(Another one posted to my Gazette blog)
“A chilling tale of conformity gone mad.” That is how a Wikipedia entry describes a dark story called The Lottery, by Shirley Jackson. I studied the piece — about a human sacrifice and mob mentality in a small American town – in my North American Literature class back in high school, and I never forgot it, though I wish I had forgotten it. It’s a very disturbing story.
I found myself thinking about Ms. Jackson’s story this morning in the context of the “ugly fallout” (see Gazette editorial) of racial incidents that have been occurring in Quebec since the Parti Québécois’ Charter of Quebec Values proposal became public. I’m wondering just how far the PQ will let things get out of hand before they will do they right thing, and withdraw the idea. I’m wondering if a life will be lost . . . I am wondering who might be sacrificed?
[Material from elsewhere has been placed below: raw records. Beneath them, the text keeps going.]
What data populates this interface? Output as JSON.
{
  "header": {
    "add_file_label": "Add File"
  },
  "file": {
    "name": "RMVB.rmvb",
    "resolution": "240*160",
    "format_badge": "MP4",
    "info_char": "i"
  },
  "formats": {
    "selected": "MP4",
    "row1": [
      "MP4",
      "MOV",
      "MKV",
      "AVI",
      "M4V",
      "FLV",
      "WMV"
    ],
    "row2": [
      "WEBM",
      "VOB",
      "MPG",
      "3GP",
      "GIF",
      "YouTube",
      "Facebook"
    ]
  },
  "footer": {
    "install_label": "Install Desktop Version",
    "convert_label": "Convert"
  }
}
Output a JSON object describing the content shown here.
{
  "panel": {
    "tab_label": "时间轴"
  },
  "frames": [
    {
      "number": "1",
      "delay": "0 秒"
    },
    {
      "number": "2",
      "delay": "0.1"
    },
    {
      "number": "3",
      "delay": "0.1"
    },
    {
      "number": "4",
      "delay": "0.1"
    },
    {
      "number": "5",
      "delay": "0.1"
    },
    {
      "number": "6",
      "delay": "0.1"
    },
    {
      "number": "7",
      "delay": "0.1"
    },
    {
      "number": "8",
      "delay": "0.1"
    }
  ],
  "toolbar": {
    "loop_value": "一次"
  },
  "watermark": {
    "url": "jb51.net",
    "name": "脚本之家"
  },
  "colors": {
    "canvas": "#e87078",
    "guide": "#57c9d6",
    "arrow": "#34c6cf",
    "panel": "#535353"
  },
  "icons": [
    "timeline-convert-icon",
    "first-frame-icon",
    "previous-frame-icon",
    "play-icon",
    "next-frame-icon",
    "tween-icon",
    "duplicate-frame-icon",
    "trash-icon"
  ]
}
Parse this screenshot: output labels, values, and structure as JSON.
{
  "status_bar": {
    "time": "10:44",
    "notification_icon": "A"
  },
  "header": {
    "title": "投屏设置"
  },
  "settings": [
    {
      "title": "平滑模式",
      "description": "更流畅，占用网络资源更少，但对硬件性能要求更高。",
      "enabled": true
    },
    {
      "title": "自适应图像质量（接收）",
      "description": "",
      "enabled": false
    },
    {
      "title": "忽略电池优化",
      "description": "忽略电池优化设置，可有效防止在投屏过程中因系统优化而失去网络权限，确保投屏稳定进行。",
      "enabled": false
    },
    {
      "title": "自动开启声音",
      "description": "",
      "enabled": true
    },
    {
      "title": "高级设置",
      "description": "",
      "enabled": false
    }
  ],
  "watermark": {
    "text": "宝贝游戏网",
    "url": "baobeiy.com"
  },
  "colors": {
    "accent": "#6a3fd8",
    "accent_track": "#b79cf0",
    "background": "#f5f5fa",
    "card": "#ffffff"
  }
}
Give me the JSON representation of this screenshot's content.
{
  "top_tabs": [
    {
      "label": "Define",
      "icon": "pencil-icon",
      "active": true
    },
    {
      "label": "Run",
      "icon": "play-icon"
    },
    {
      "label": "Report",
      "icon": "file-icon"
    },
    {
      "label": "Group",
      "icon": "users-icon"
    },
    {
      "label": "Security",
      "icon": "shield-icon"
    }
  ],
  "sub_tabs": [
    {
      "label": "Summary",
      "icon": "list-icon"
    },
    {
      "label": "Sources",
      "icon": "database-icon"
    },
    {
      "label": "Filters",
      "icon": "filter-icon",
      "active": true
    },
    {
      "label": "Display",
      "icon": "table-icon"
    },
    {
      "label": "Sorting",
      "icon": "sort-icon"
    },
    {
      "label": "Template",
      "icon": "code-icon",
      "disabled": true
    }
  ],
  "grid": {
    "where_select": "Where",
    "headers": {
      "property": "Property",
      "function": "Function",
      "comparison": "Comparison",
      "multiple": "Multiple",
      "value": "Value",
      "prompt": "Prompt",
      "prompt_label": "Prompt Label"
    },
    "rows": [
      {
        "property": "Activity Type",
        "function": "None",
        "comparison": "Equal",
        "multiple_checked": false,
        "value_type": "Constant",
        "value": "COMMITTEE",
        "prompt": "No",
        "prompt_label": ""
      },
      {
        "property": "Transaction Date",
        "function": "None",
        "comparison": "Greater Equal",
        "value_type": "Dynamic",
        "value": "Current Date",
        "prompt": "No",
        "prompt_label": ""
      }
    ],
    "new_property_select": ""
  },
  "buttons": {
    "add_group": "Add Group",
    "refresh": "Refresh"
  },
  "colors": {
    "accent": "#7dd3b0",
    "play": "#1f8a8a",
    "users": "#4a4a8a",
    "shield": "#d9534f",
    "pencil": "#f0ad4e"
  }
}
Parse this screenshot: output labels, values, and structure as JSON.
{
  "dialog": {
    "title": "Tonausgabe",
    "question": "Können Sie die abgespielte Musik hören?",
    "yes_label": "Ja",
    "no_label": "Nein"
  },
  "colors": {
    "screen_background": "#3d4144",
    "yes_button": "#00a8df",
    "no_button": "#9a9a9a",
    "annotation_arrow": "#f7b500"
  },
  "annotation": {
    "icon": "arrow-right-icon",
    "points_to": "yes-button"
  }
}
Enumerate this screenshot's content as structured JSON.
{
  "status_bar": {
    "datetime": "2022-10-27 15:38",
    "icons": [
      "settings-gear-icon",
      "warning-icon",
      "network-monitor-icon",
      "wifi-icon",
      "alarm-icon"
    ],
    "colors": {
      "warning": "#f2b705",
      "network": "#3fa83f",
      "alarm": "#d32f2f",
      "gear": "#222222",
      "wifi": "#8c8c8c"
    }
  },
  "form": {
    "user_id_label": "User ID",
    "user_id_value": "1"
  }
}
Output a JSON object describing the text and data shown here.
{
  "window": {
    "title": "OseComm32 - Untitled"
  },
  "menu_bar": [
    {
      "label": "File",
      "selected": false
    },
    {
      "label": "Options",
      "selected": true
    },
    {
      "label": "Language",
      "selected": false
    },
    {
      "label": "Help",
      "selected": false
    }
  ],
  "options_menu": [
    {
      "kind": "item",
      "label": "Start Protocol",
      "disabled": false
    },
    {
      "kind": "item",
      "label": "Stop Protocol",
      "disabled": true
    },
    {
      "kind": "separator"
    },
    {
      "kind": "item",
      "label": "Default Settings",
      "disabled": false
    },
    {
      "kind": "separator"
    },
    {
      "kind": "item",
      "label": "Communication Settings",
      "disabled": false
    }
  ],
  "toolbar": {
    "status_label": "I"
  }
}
If I had thought at first that there was any merit at all to the Charter of Quebec Values proposal, I don’t think so any more. On the surface, the proposal to make public institutions neutral — i.e. free of religious symbols — doesn’t seem like such a bad idea. And there is no doubt that some religious organizations are quite exclusionary and discriminatory, and their symbols don’t always conjure up images of compassion and brotherly/sisterly love. Yet in what seems like hypocrisy, one of those symbols, the crucifix, will still be permitted — albeit small versions — to be worn by employees of public institutions, and it is perhaps the most threatening symbol of persecution for some people: God knows how the Catholic Church and other Christian organizations have sought to oppress LGBTQ people and others.
Still, the fact that half the population is opposed to the charter and feels it oppresses the right to freedom of expression should be enough for the PQ to withdraw it. But if it is not enough, surely the potential for violence should be enough. It’s a small sacrifice to make in the name of peace.